Meia-noite a coruja arregala ainda mais os olhos, espreitando um casal que se aproxima pelo longo caminho deserto, aventureiros em busca de lugares insólitos ou apenas buscando abrigo para a tempestade que se aproxima, carregando consigo o frio.

Ele é alto, moreno, forte e com olhos de águia feroz procurando uma caça, ela é loira, alta, corpo de uma Afrodite com olhos de tigresa faminta... belo casal de aventureiros em busca de diversão e privacidade, sem medo do perigo, sem ligar para o silencio absolutamente assustador que assombra o velho lugar... aproximam-se felinamente da capelinha, observando se não há buracos no caminho... empurram o portãozinho enferrujado que da acesso ao interior do lugar... seus passos atraem o farfalhar do mato misturado aos cacos advindos das estatuas quebradas e de pedaços de telha dispostos no chão... uma lanterna ilumina fracamente o local... ele vai à frente, segurando a mão dela que segue logo atrás quase encostada nele.... escolhem um canto para sentar e descansar as mochilas pesadamente equipadas.... ela coloca o casaco no chão, senta nele e fica observando o namorado que explora o local não muito distante dela... vira os olhos para acompanhá-lo e quase grita ao dar de cara com a estranha estatua que parece dominar a pequena capela fazendo dela seu altar secreto.

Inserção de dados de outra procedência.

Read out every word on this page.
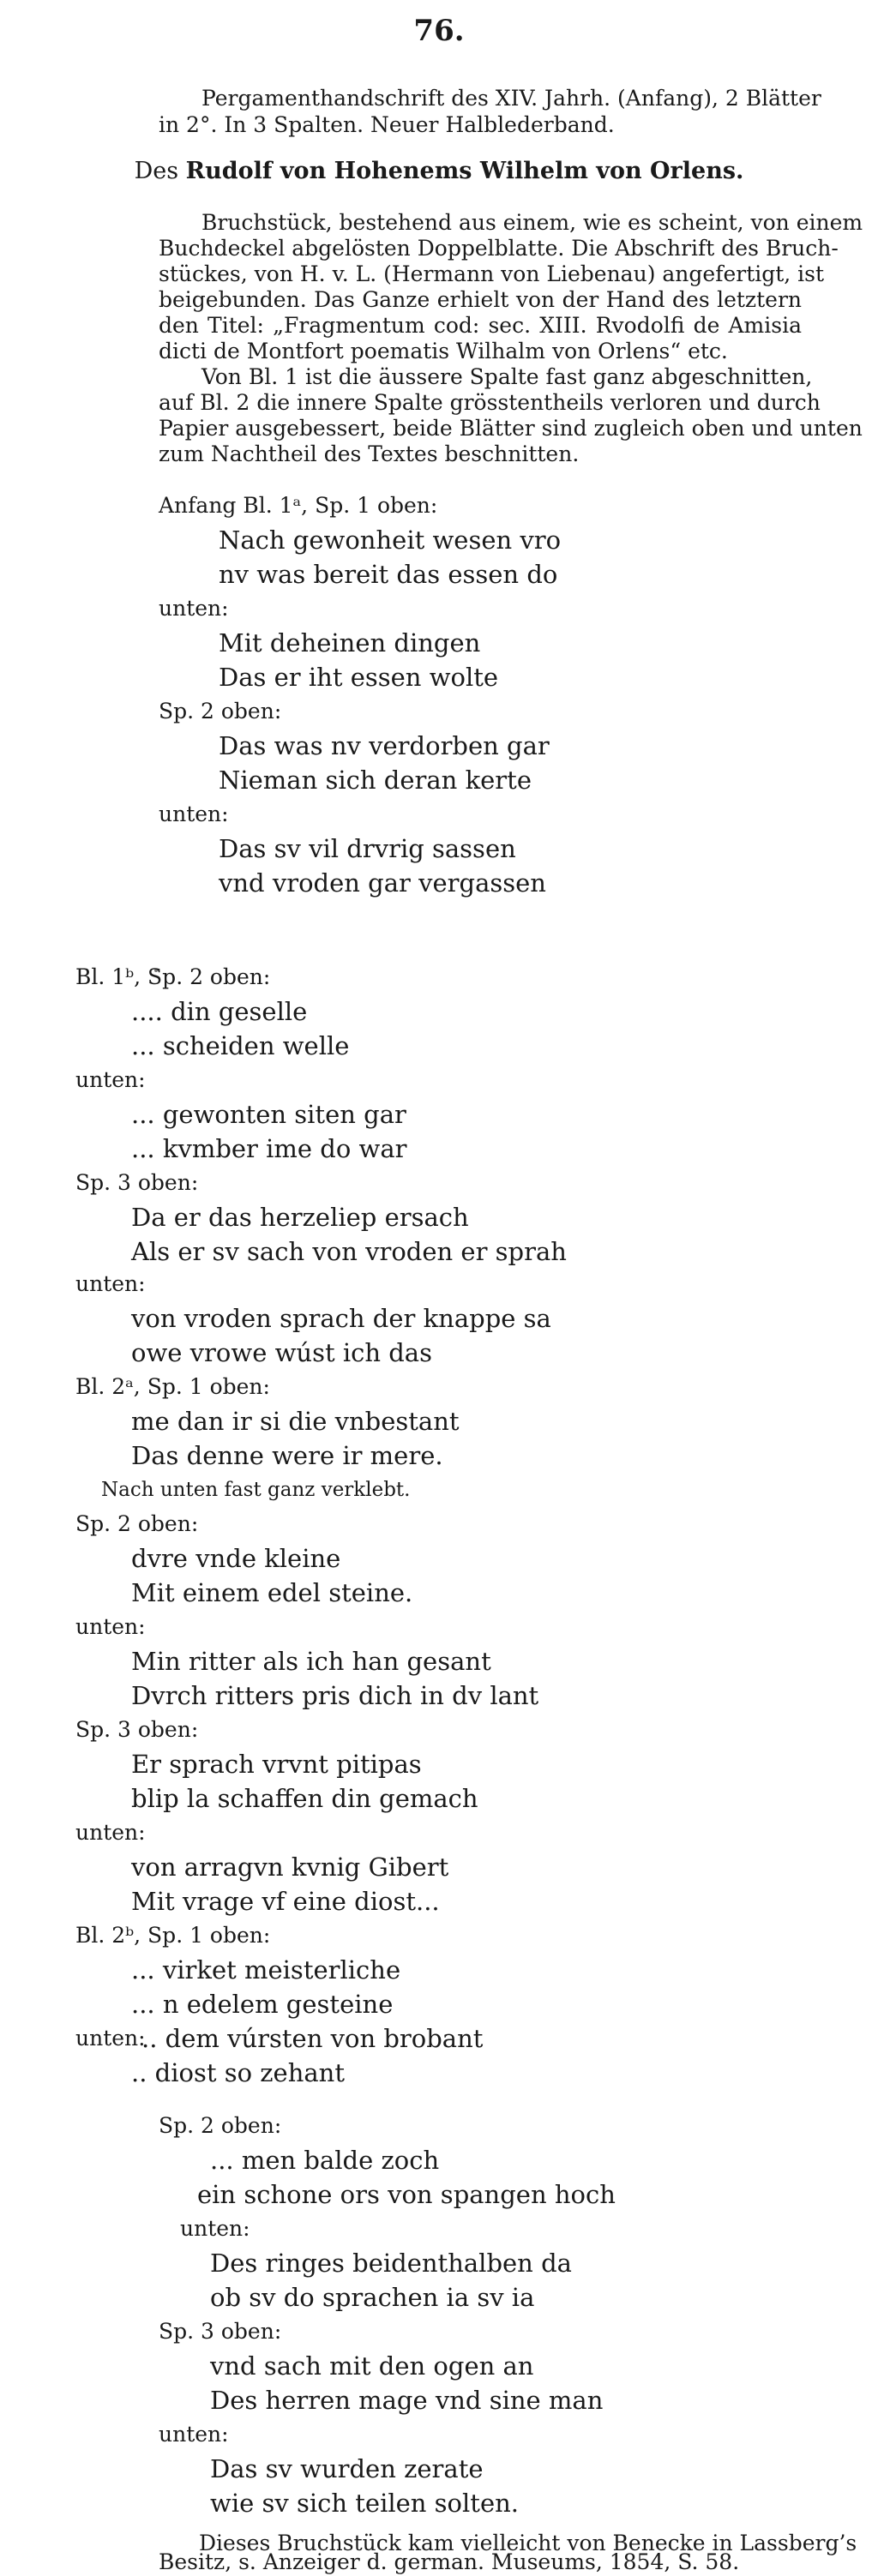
76.
Pergamenthandschrift des XIV. Jahrh. (Anfang), 2 Blätter
in 2°. In 3 Spalten. Neuer Halblederband.
Des Rudolf von Hohenems Wilhelm von Orlens.
Bruchstück, bestehend aus einem, wie es scheint, von einem
Buchdeckel abgelösten Doppelblatte. Die Abschrift des Bruch-
stückes, von H. v. L. (Hermann von Liebenau) angefertigt, ist
beigebunden. Das Ganze erhielt von der Hand des letztern
den Titel: „Fragmentum cod: sec. XIII. Rvodolfi de Amisia
dicti de Montfort poematis Wilhalm von Orlens“ etc.
Von Bl. 1 ist die äussere Spalte fast ganz abgeschnitten,
auf Bl. 2 die innere Spalte grösstentheils verloren und durch
Papier ausgebessert, beide Blätter sind zugleich oben und unten
zum Nachtheil des Textes beschnitten.
Anfang Bl. 1ᵃ, Sp. 1 oben:
Nach gewonheit wesen vro
nv was bereit das essen do
unten:
Mit deheinen dingen
Das er iht essen wolte
Sp. 2 oben:
Das was nv verdorben gar
Nieman sich deran kerte
unten:
Das sv vil drvrig sassen
vnd vroden gar vergassen
Bl. 1ᵇ, Sp. 2 oben:
.... din geselle
... scheiden welle
unten:
... gewonten siten gar
... kvmber ime do war
Sp. 3 oben:
Da er das herzeliep ersach
Als er sv sach von vroden er sprah
unten:
von vroden sprach der knappe sa
owe vrowe wúst ich das
Bl. 2ᵃ, Sp. 1 oben:
me dan ir si die vnbestant
Das denne were ir mere.
Nach unten fast ganz verklebt.
Sp. 2 oben:
dvre vnde kleine
Mit einem edel steine.
unten:
Min ritter als ich han gesant
Dvrch ritters pris dich in dv lant
Sp. 3 oben:
Er sprach vrvnt pitipas
blip la schaffen din gemach
unten:
von arragvn kvnig Gibert
Mit vrage vf eine diost...
Bl. 2ᵇ, Sp. 1 oben:
... virket meisterliche
... n edelem gesteine
unten:
.. dem vúrsten von brobant
.. diost so zehant
Sp. 2 oben:
... men balde zoch
ein schone ors von spangen hoch
unten:
Des ringes beidenthalben da
ob sv do sprachen ia sv ia
Sp. 3 oben:
vnd sach mit den ogen an
Des herren mage vnd sine man
unten:
Das sv wurden zerate
wie sv sich teilen solten.
Dieses Bruchstück kam vielleicht von Benecke in Lassberg’s
Besitz, s. Anzeiger d. german. Museums, 1854, S. 58.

- Luciano, olha aquilo – aponta a estatua para o namorado – que escultura esquisita, da arrepio e o livro nas mãos dela é de verdade, estranho de mais.

Luciano se aproxima da estatua para observar melhor... estando agora bem próximo pode ver que a namorada tem razão, o livro é de verdade, mas não consegue definir nada do que esta escrito lá... apenas percebe que as paginas amareladas e pesadas são tomadas por letras e desenhos feitos á mão.

- É de fato um livro de verdade nas mãos da estatua – diz ele para a namorada que o encara atentamente sob a tênue luz que ele joga automaticamente sobre o livro sem se dar conta que olhos profundamente azuis seguem cada movimento seu – tem desenhos e letras feitas cuidadosamente à mão, bem diferente, instigante eu diria, quando amanhecer vemos com mais calma, agora quero apenas fugir do frio em seus braços – diz Luciano voltando para perto de Lilian.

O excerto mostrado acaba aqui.